U.S. Treasury yields dipped on Wednesday as investors looked to key economic data ahead that could provide hints about the outlook for interest rates.

At 4:26 a.m. ET, the yield on the 10-year Treasury yield was down by over one basis point to 4.3013%. The 2-year Treasury yield was last more than one basis point lower to 4.6933%.

Yields and prices move in opposite directions. One basis point equals 0.01%.

Investors considered what could be ahead for monetary policy, especially interest rates, as they awaited key economic data.

The personal consumption expenditures price index is due Thursday and investors are hoping it will signal that inflation is easing. The PCE is a key inflation gauge for the Federal Reserve and policymakers have said they are looking for more evidence that pressures from elevated prices cooling before making decisions around interest rate cuts.

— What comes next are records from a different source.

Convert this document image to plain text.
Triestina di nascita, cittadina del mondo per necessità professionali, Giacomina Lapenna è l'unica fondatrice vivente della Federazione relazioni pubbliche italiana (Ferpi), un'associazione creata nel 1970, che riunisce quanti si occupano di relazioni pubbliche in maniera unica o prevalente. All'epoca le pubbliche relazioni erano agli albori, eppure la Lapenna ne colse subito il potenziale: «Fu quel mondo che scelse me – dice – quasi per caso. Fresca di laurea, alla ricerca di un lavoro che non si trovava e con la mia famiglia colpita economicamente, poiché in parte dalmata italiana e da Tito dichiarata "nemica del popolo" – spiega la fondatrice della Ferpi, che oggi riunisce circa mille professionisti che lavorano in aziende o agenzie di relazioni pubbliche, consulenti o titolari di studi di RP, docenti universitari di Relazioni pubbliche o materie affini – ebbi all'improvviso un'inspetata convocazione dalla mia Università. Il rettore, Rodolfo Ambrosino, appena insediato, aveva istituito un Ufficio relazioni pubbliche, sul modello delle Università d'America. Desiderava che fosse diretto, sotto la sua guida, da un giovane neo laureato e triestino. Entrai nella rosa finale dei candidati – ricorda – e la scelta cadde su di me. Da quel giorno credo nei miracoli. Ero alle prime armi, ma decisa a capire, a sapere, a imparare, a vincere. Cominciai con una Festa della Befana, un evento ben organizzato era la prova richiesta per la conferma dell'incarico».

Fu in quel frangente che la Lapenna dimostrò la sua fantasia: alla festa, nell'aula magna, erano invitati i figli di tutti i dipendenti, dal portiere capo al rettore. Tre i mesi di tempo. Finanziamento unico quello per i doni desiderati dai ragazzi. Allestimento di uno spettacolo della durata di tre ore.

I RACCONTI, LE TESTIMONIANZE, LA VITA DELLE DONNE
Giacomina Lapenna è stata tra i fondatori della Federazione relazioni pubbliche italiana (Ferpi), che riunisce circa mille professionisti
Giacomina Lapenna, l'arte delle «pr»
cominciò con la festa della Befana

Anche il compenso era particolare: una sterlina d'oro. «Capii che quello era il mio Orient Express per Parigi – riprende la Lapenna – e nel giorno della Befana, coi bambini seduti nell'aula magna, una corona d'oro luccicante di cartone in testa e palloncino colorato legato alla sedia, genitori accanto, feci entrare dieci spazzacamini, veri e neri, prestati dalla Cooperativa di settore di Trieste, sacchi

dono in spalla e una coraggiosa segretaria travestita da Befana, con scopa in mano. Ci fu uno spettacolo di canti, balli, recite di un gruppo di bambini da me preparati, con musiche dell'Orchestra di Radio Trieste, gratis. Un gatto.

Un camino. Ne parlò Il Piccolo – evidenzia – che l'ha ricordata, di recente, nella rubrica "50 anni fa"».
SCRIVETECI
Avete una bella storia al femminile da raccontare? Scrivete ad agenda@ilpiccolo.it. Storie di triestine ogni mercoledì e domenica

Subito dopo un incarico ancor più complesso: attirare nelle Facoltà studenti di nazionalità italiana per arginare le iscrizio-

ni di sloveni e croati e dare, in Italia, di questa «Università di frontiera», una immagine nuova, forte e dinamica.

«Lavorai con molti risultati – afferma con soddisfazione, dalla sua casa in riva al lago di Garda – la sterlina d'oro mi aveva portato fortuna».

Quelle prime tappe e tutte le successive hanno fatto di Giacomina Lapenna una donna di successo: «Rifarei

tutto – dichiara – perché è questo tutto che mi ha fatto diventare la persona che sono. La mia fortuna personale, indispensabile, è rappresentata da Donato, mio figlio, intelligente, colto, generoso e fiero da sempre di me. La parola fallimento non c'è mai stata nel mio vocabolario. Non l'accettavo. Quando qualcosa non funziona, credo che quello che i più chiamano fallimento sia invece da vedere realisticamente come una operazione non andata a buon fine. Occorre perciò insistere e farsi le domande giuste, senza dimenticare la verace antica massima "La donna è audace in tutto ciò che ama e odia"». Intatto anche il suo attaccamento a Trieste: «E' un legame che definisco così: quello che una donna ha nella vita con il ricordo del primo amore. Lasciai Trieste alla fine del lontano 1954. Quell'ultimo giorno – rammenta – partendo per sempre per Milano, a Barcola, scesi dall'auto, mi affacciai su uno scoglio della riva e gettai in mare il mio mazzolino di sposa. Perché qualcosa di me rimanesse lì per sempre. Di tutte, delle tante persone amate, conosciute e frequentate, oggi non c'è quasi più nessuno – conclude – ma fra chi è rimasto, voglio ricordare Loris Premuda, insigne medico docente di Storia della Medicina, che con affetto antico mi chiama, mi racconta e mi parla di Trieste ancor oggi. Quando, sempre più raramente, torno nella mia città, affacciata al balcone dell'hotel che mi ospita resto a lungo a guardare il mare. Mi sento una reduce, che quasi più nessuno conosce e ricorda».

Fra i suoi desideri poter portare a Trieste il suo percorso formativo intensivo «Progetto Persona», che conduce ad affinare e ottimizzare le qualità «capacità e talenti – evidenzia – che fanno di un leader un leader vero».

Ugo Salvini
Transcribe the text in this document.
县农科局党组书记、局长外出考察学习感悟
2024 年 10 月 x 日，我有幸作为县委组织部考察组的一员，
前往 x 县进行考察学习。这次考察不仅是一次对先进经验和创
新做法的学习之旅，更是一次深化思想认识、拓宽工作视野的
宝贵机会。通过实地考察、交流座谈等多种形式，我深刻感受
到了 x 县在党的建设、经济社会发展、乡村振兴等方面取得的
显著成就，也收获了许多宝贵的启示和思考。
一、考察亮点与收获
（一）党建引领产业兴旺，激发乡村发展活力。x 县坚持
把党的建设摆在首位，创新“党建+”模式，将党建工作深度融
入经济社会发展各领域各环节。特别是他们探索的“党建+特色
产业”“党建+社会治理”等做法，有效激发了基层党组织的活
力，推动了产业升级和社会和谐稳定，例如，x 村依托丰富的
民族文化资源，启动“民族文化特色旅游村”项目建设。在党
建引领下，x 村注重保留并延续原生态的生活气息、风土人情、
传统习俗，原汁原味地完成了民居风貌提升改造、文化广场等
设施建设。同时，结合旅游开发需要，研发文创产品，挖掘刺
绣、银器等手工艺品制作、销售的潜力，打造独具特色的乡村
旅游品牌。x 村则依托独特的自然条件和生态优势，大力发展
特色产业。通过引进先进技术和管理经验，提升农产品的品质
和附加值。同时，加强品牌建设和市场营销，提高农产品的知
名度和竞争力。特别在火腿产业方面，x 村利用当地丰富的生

January’s consumer and producer price indexes both came in above expectations, prompting investors to push back expectations for when the first interest rate cut will take place. The first rate cut was last priced in for June, several months later than the March date investors had still been hoping for in early January.

Investors have been hoping that rate cuts will start sooner rather than later as fears about the impact of elevated rates on the economy, particularly whether they could lead to a recession, have continued.

Data released on Tuesday suggested that consumer confidence is declining as concerns about the labor market cooling and an unstable political landscape take hold. Meanwhile, the latest durable goods orders report reflected a 6.1% decline, which was more than expected.